Now, Then and the Future

We stepped out of the car and smelled the lush, damp forest around us in the dark, and the lake just below the hill. We had been driving for hours north from the Minneapolis airport with two small, sleepy children. Stepping into a lighted room full of people, however, Hamish (from Yorkshire) met Emmalia (from Omaha) and   immediately determined that they were each five years old! In moments, the younger kids were tearing around the rooms, pulling out their dinosaur books to show off and the origami paper frogs which could jump, while the grownups greeted each other.

Going to bed that night, I was overwhelmed with thoughts of my parents, who, with limited means and inheritances, had secured this lakefront property for our family over a period of many years. How proud they would have been of this gathering of progeny and partners so many years after their deaths.


I was four or five myself when I first stayed on the southern shore of this lake. I have an intense memory of surprise that my mother went out to the creek, which rushed by the cabin and down the hill in early spring, to get the milk and butter she had stored there. They must not have been worried about bears at the time. It was at least ten years later that we acquired an interest in a cabin nearby and began to spend summers there.


Once, when Dad had to go home to Iowa for a funeral, my sister and I heroically rode our old blue bikes on gravel roads five miles to the nearest little store because we had run out of milk. On the way back, the carton leaked and we didn’t know what to do. I think we got most of it back to Mother and our five siblings intact.


The foundations of that cabin had begun to crumble and damp taken over the downstairs rooms when, in about 2007, my sister and her husband used new technologies to build a year-round log home on the site, with enough space nearby to make a large family gathering possible.


Our losses were keenly felt this summer, three of my sisters. But evidence of them was everywhere. “The past is never dead,” wrote Faulkner. “It isn’t even past.” After years of speculation, the place finally acquired a name this year. It was decided to call it Twin Pines, after the two white pines at the edge of the property, planted (among many other trees) by my Dad. They are now very tall.


As we canoed along the edge of the lake, I noticed that another of my Dad’s favorite values has been upheld. He used to stand down by the lake and shake his fist at motor boats and water skiers, afraid of the damage they did to the lake. Now, almost every dock has a pontoon, or other power boat snugged up to it. Only at our dock do you see two canoes, two kayaks and a paddle board, all of which were in constant use.

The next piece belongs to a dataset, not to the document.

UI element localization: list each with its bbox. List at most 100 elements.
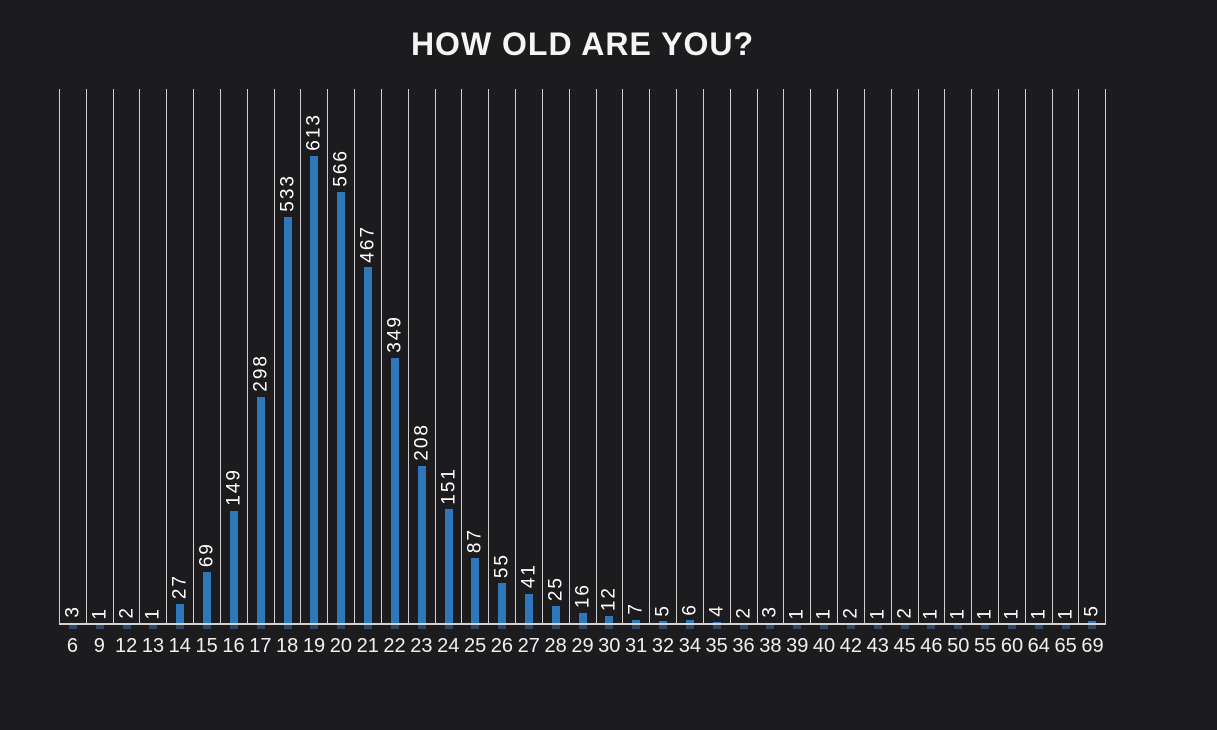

Enveloped in my own memories, my inner weather, I was moved by families making some of their own with their children. For we cannot let the past rule. Life being for the living, we turn our eyes to these small kids, wondering what they can possibly make of it! 


There was all that sky, the sun arcing across it and setting in a blaze at the end of the lake. Several storms came in, which you could watch as they moved in across the lake, thunder and lightning foreshadowing them, and the wind blowing hard in the tops of the trees. The lake itself kept changing color, dancing with light, white caps topping the waves at times.


All of the kids were water babies, jumping into the lake over and over. What do they remember of this, a place where there was water just below the house that you could jump into any time a grownup was willing to accompany you? They saw fish underwater. Loons and ducks plied the lake and I saw an eagle and the huge wingspread of a heron. Chipmunks, if your eyes were quick, and a security camera caught a bear in the night.


Absorbed in now, we played with the little kids, as most of us don’t have kids in our homes. Two-and-a-half year old Nessa watched or listened to things on repeat until she understood them. The grownups were thrilled when Tim Walz, who had taught my nephew in high school, was chosen as U.S. presidential candidate Kamala Harris’ running mate. The Olympics were also a draw. Everyone cooked or baked, and drank! With the help of nephews and nieces, Don and I made paella in the tradition of Spanish shepherds. Raucous games were played. 


Living outside myself, in the now at the lake, I paid attention to everyone, the images and conversations. At home again, I replay the movies in my head, sorting and processing this richness. There is now, then and the future, all available to us. Despite climate change, domestic conflicts, foreign wars and migrations, Twin Pines has weathered some changes and bids fair to see more.